Die neue deutsche Panzerbrigade in Litauen hat in dem baltischen Nato-Staat erstmals eine Gefechtsübung absolviert. Der Kommandeur, Brigadegeneral Christoph Huber, sieht darin einen wesentlichen Schritt zur Kriegstüchtigkeit, wie er der Deutschen Presse-Agentur auf dem Truppenübungsplatz Pabrade sagte. "Dabei lernen wir natürlich von dem, was wir sehen in der Ukraine."

Mit der Aufstellung der Brigade reagiert Deutschland auf die wachsende Bedrohung durch Russland.

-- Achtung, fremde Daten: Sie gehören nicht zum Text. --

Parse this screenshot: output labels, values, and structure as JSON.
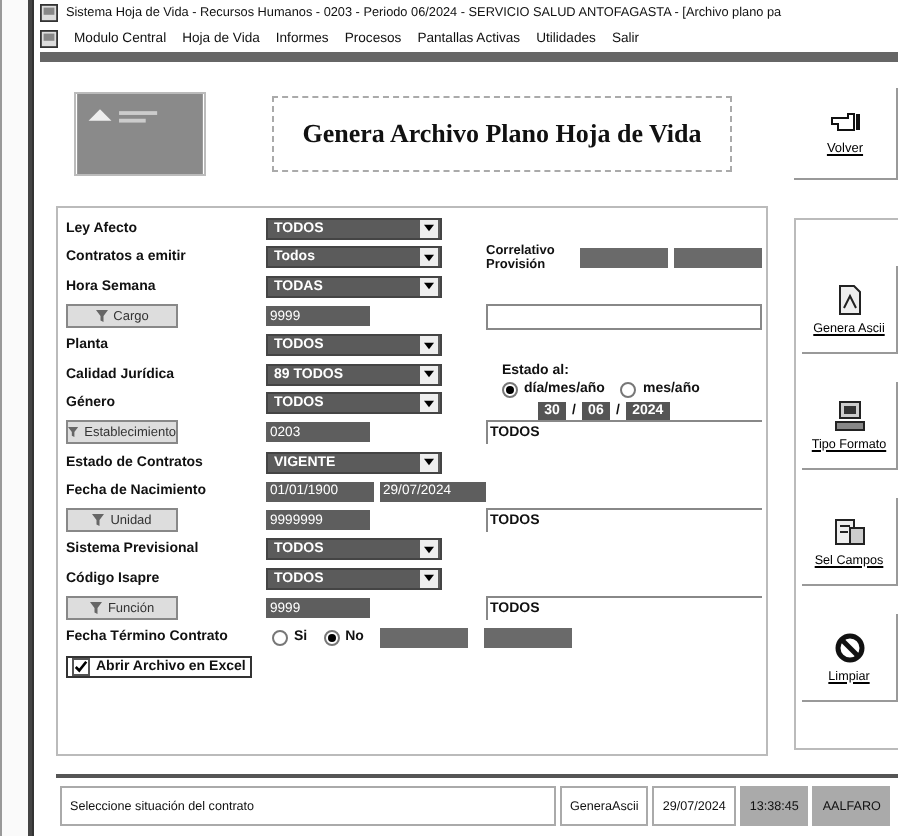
{
  "window": {
    "title": "Sistema Hoja de Vida - Recursos Humanos - 0203 - Periodo 06/2024 - SERVICIO SALUD ANTOFAGASTA - [Archivo plano pa"
  },
  "menu": [
    "Modulo Central",
    "Hoja de Vida",
    "Informes",
    "Procesos",
    "Pantallas Activas",
    "Utilidades",
    "Salir"
  ],
  "header": {
    "title": "Genera Archivo Plano Hoja de Vida",
    "back_button": "Volver"
  },
  "form": {
    "rows": [
      {
        "kind": "combo",
        "label": "Ley Afecto",
        "value": "TODOS"
      },
      {
        "kind": "combo",
        "label": "Contratos a emitir",
        "value": "Todos",
        "extra_label": "Correlativo Provisión"
      },
      {
        "kind": "combo",
        "label": "Hora Semana",
        "value": "TODAS"
      },
      {
        "kind": "lookup",
        "button": "Cargo",
        "value": "9999"
      },
      {
        "kind": "combo",
        "label": "Planta",
        "value": "TODOS"
      },
      {
        "kind": "combo",
        "label": "Calidad Jurídica",
        "value": "89 TODOS",
        "estado": {
          "label": "Estado al:",
          "options": [
            {
              "label": "día/mes/año",
              "selected": true
            },
            {
              "label": "mes/año",
              "selected": false
            }
          ],
          "date": [
            "30",
            "/",
            "06",
            "/",
            "2024"
          ]
        }
      },
      {
        "kind": "combo",
        "label": "Género",
        "value": "TODOS"
      },
      {
        "kind": "lookup",
        "button": "Establecimiento",
        "value": "0203",
        "description": "TODOS"
      },
      {
        "kind": "combo",
        "label": "Estado de Contratos",
        "value": "VIGENTE"
      },
      {
        "kind": "dates",
        "label": "Fecha de Nacimiento",
        "from": "01/01/1900",
        "to": "29/07/2024"
      },
      {
        "kind": "lookup",
        "button": "Unidad",
        "value": "9999999",
        "description": "TODOS"
      },
      {
        "kind": "combo",
        "label": "Sistema Previsional",
        "value": "TODOS"
      },
      {
        "kind": "combo",
        "label": "Código Isapre",
        "value": "TODOS"
      },
      {
        "kind": "lookup",
        "button": "Función",
        "value": "9999",
        "description": "TODOS"
      },
      {
        "kind": "radio",
        "label": "Fecha Término Contrato",
        "options": [
          {
            "label": "Si",
            "selected": false
          },
          {
            "label": "No",
            "selected": true
          }
        ]
      },
      {
        "kind": "check",
        "label": "Abrir Archivo en Excel",
        "checked": true
      }
    ]
  },
  "side_buttons": [
    {
      "kind": "ascii",
      "label": "Genera Ascii"
    },
    {
      "kind": "format",
      "label": "Tipo Formato"
    },
    {
      "kind": "fields",
      "label": "Sel Campos"
    },
    {
      "kind": "clear",
      "label": "Limpiar"
    }
  ],
  "status_bar": [
    "Seleccione situación del contrato",
    "GeneraAscii",
    "29/07/2024",
    "13:38:45",
    "AALFARO"
  ]
}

Bis 2027 soll der Verband mit einer Gesamtstärke von 4.800 Soldaten und 200 zivilen Mitarbeitern voll einsatzfähig sein. Litauen grenzt an Russlands Verbündeten Belarus und an die russische Ostsee-Exklave Kaliningrad. Huber sagt: "Für uns als Panzerbrigade 45 'Litauen', als Teil der 10. Panzerdivision, ist es ganz, ganz wichtig, dass wir uns auf mögliche Konfliktszenarien, Gefechtsszenarien der Zukunft vorbereiten, nicht auf den Krieg der Vergangenheit."
"Freedom Shield 2026" – Übung der Panzerbrigade 45.
"Freedom Shield 2026" – Übung der Panzerbrigade 45. Foto: Kay Nietfeld/dpa
Christoph Lignitz

Autobombe bei Moskau - Spekulationen um getöteten General

Unweit der russischen Hauptstadt Moskau ist ein Mann durch eine Autobombe getötet worden. Die Explosion fand nach Angaben des Staatlichen Ermittlungskomitees am frühen Morgen in einem fahrenden BMW statt. Es sei ein Verfahren eingeleitet worden, wobei offen gelassen wurde, in welche Richtung ermittelt wird. Informationen der Tageszeitung Kommersant nach wurde die Bombe aus bis zu einem halben Kilogramm Sprengstoff unter dem Boden des Wagens angebracht.

Unbestätigten Berichten ukrainischer und russischer Blogger zufolge ist der Tote ein Oberst oder gar General der russischen Raketentruppen. Die mutmaßliche Adresse des 57-Jährigen in Balaschicha stand dabei bereits seit 2023 auf einer öffentlich einsehbaren Feindliste der Ukraine. Im April 2025 starb bereits ein General des russischen Generalstabs in der Stadt am östlichen Stadtrand Moskaus durch eine Autobombe. Gegen Abend entschärften die Behörden zudem einen verdächtigen Gegenstand im Südwesten Moskaus durch eine gezielte Sprengung.